One of the complaints I've heard from the "denialists" (for lack of a better term) is that in the alarmist community there is very little reliance on empirical evidence. So much of what they're talking about relies on computer models. They complain that this is not typical scientific practice. I have to agree. I was taught the scientific method and one of the pillars of it is data gathered from observation. Building a model and watching it run is not observation. It can be useful for understanding a dynamic in isolation. Alan Kay has talked about this, that it's an educational tool. Done right, it increases our understanding of a phenomenon. It's entirely another matter to make a real world prediction that you're going to base societal decisions on using such models. That's what bothers me about all this. The alarmists expect us to take what their computer models say and use that as a basis for upending our whole societal framework. It smacks of a very naive, but common notion in our society that "because a computer said it, it must be true." Anyone who has done any programming on a computer knows this assertion is false. I find this attitude both unscientific, and unacceptable, particularly for scientists, who should know better.

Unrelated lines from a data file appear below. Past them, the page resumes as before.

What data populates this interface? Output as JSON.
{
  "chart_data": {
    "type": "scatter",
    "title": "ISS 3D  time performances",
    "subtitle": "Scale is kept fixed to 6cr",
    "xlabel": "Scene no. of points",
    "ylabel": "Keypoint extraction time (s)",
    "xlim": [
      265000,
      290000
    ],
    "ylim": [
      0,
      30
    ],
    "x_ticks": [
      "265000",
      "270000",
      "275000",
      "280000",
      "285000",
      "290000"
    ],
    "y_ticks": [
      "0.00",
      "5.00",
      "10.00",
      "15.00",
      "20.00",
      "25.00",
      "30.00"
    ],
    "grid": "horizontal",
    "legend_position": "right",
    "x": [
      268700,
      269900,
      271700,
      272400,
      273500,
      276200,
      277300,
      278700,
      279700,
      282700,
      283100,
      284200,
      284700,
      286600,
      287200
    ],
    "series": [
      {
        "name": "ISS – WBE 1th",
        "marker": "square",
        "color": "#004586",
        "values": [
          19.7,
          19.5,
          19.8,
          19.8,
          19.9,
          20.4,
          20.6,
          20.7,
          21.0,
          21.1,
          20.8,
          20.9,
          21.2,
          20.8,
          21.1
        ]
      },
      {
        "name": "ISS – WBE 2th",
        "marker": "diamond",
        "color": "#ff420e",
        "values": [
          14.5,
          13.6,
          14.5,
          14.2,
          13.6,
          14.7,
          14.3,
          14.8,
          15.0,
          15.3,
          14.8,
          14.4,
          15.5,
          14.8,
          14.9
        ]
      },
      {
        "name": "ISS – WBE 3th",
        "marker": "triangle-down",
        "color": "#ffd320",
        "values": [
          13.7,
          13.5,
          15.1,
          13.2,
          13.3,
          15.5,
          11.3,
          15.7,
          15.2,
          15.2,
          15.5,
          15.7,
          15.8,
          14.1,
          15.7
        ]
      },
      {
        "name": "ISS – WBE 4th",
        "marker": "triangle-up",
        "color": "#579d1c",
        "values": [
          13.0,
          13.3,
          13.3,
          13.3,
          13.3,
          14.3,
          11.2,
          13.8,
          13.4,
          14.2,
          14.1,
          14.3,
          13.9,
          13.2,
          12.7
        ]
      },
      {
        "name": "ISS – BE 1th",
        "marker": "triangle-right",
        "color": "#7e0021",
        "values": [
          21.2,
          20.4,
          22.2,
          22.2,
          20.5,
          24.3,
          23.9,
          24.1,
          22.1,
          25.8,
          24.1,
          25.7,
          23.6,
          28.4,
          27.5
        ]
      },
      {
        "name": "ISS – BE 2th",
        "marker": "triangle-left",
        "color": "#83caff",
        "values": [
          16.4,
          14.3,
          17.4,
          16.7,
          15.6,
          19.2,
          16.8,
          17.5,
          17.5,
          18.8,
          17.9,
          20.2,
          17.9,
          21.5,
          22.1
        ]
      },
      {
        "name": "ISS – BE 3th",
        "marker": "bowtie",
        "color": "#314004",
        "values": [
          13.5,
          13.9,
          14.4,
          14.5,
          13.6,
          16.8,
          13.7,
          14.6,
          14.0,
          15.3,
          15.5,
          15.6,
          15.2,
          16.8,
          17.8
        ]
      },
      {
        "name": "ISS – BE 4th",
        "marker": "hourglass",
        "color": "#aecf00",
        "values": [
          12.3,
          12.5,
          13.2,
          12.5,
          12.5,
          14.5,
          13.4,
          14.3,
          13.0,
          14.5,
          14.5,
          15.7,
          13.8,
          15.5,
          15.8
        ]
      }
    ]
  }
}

I heard about a series of videos on a presentation given by Australian scientist Bob Carter. He presents what I think is some
good information on the issue. You can see it at:

Part 1: http://www.youtube.com/watch?v=FOLkze-9GcI

Part 2: http://www.youtube.com/watch?v=vN06JSi-SW8

Part 3: http://www.youtube.com/watch?v=iCXDISLXTaY

Part 4: http://www.youtube.com/watch?v=bpQQGFZHSno

The reason I am concerned about this is not that I am against us getting off of fossil fuels. I like the idea of us getting off of oil in particular, because of national security. I don't like wasting energy either, so the news that companies are trying to become more energy efficient is great as far as I'm conerned. What I'm concerned about is what the alarmism around this issue is doing to science. Modern civilization needs to be able to trust science to provide reliable, sober answers to what is going on in our world. This whole issue strikes me as a giant "cry wolf" scenario. I feel like these scientists had BETTER be right. If we follow their lead and their theories are shown to be wrong (eventually the truth will be known), then science itself could lose credibility. That will be bad news for modern civilization, because what will we have left to rely on? Rumors and superstition. I do not care to see us slouch back to Medieval thinking.

Anonymous said...

I had the thought that I should also suggest watching a BBC Channel 4 program I watched on the internet called "The Great Global Warming Swindle". You can find it on Google Video if you search for it. It's about an 1 hour, 20 minutes long (either that or just 1 hour). The show talks to about 2-3 scientists who used to be on the IPCC. I found it to be a very interesting presentation on the topic, and some new research which I think is promising, and beautiful. The reason I say "beautiful" is it suggests that our climate is influenced in large part by what's going on in our solar and/or galactic "neighborhood". In that sense it makes sense to me. We are a part of the universe, so why shouldn't what's happening out there influence what's going on here? The show acknowledges that the theories they show, which suggest answers for where changes in our climate come from, are new and at this point thinly researched, but the "leads", as I referred to them earlier, look promising.